Le varie tombe erano messe in ordine casuale nel campo, ma ce n'erano quattro una accanto all'altra. Andai a vedere quella scritta e pensai che avevo trovato il bisnonno del mio amico che si chiamava proprio come lui, Tom.
Chiamai gli altri urlando sotto la pioggia, che sembrava ghiacciata e aspettandoli guardai le scritte sulle altre lapidi...
Non ci potevo credere, quello che avevo visto sulla prima lapide non era il nome del bisnonno di Tom, quello era il nome del mio amico, seguito da Sara, Mark ed il mio nome.
In quello stesso istante io divenni pallido e caddi a terra terrorizzato, ero scioccato...

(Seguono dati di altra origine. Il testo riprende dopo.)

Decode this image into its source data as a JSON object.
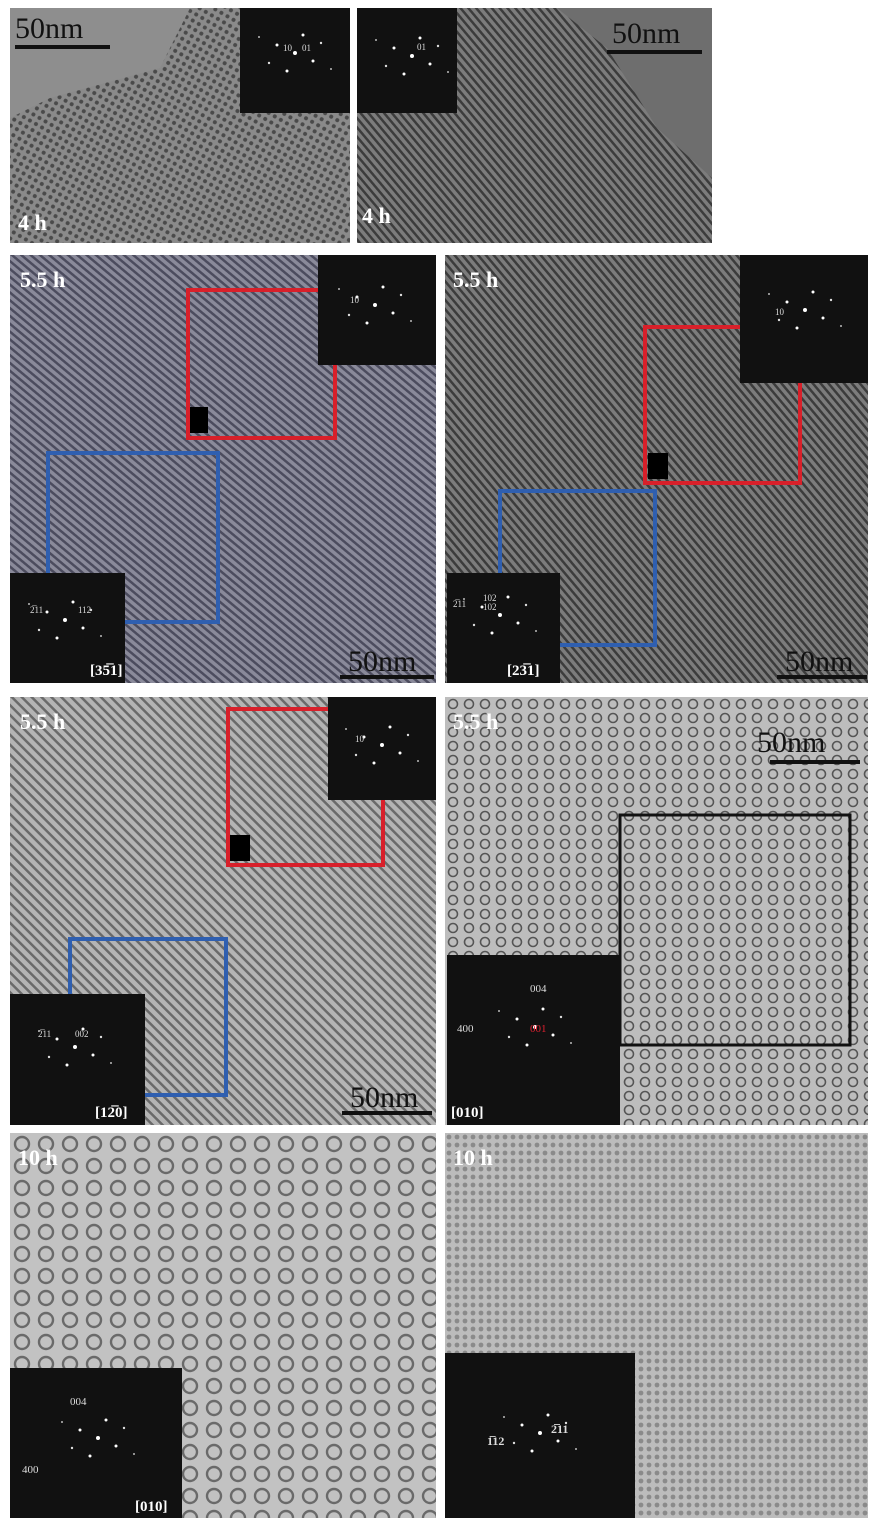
{
  "panels": [
    {
      "time": "4 h",
      "scale_bar": "50nm",
      "inset_spots": [
        "10",
        "01"
      ]
    },
    {
      "time": "4 h",
      "scale_bar": "50nm",
      "inset_spots": [
        "01"
      ]
    },
    {
      "time": "5.5 h",
      "scale_bar": "50nm",
      "inset_top_spots": [
        "10"
      ],
      "inset_bottom_spots": [
        "2̅11",
        "112"
      ],
      "zone_axis": "[35̅1]"
    },
    {
      "time": "5.5 h",
      "scale_bar": "50nm",
      "inset_top_spots": [
        "10"
      ],
      "inset_bottom_spots": [
        "2̅11",
        "102",
        "102"
      ],
      "zone_axis": "[23̅1]"
    },
    {
      "time": "5.5 h",
      "scale_bar": "50nm",
      "inset_top_spots": [
        "10"
      ],
      "inset_bottom_spots": [
        "2̅11",
        "002"
      ],
      "zone_axis": "[12̅0]"
    },
    {
      "time": "5.5 h",
      "scale_bar": "50nm",
      "inset_spots": [
        "004",
        "400",
        "001"
      ],
      "zone_axis": "[010]"
    },
    {
      "time": "10 h",
      "inset_spots": [
        "004",
        "400"
      ],
      "zone_axis": "[010]"
    },
    {
      "time": "10 h",
      "inset_spots": [
        "2̅11",
        "1̅12"
      ]
    }
  ]
}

Poi sentii un urlo, sembrava la voce di Sara; corsi in direzione dell'urlo, sotto la pioggia scrosciante e, una volta arrivato lì, vidi una scena che mi fece rimanere sotto shock per molti giorni.

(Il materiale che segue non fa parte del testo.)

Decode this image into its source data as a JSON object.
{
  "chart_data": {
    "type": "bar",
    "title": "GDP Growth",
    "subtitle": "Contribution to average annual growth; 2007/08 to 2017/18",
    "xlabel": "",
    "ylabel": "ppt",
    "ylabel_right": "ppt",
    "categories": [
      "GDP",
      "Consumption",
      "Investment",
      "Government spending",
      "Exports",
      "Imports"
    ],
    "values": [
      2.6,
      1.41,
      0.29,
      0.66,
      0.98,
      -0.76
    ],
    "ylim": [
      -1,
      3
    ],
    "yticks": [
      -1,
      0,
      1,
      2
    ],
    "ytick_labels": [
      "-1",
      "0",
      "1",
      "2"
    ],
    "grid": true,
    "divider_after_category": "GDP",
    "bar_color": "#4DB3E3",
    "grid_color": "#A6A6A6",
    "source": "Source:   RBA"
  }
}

Vidi Mark a terra, ricoperto di fango, con gli occhi aperti; era morto dallo spavento.
Sara era caduta in una delle tombe aperte, aveva sbattuto la testa ed era morta.
Infine, trovai il mio amico Tom impiccato su un albero d'ulivo.
Proprio sotto di lui, sul terreno c'era una scritta, era una scritta in latino.
Tornai a casa correndo, con le lacrime che si confondevano con le gocce della pioggia.
Raccontai tutto ai miei genitori, poi arrivò la polizia e la scientifica non riuscì a trovare niente di importante, nessuna impronta digitale, nessuna traccia di un ipotetico assassino.
Per quanto riguarda la scritta, fu tradotta da un agente della polizia, era la stessa scritta del cancello.
Quel agente morì per cause sconosciute il giorno dopo. Per questo io non ho mai pronunciato le parole incise su quel cancello, e non le pronuncerò qui; potrebbero accadere cose terribili a chi le legga o forse era solo un caso la morte dell'agente?
Questo non lo so, posso solo dire che forse sono diventato superstizioso, sono diventato come chi una volta ho giudicato ignorante, con paure infondate.
Non sono mai più riandato in quel cimitero, a dire il vero, nessuno ci è mai più andato. Adesso è ricoperto completamente dalla vegetazione ed è stato dimenticato da tutti, così come il terribile episodio verificatisi.
Ma io non ho dimenticato, io rivivo quella tragica notte nei miei incubi, ogni notte.
Adesso che voi sapete spero che io starò meglio e che i miei incubi finiranno, e spero che dormirete la notte.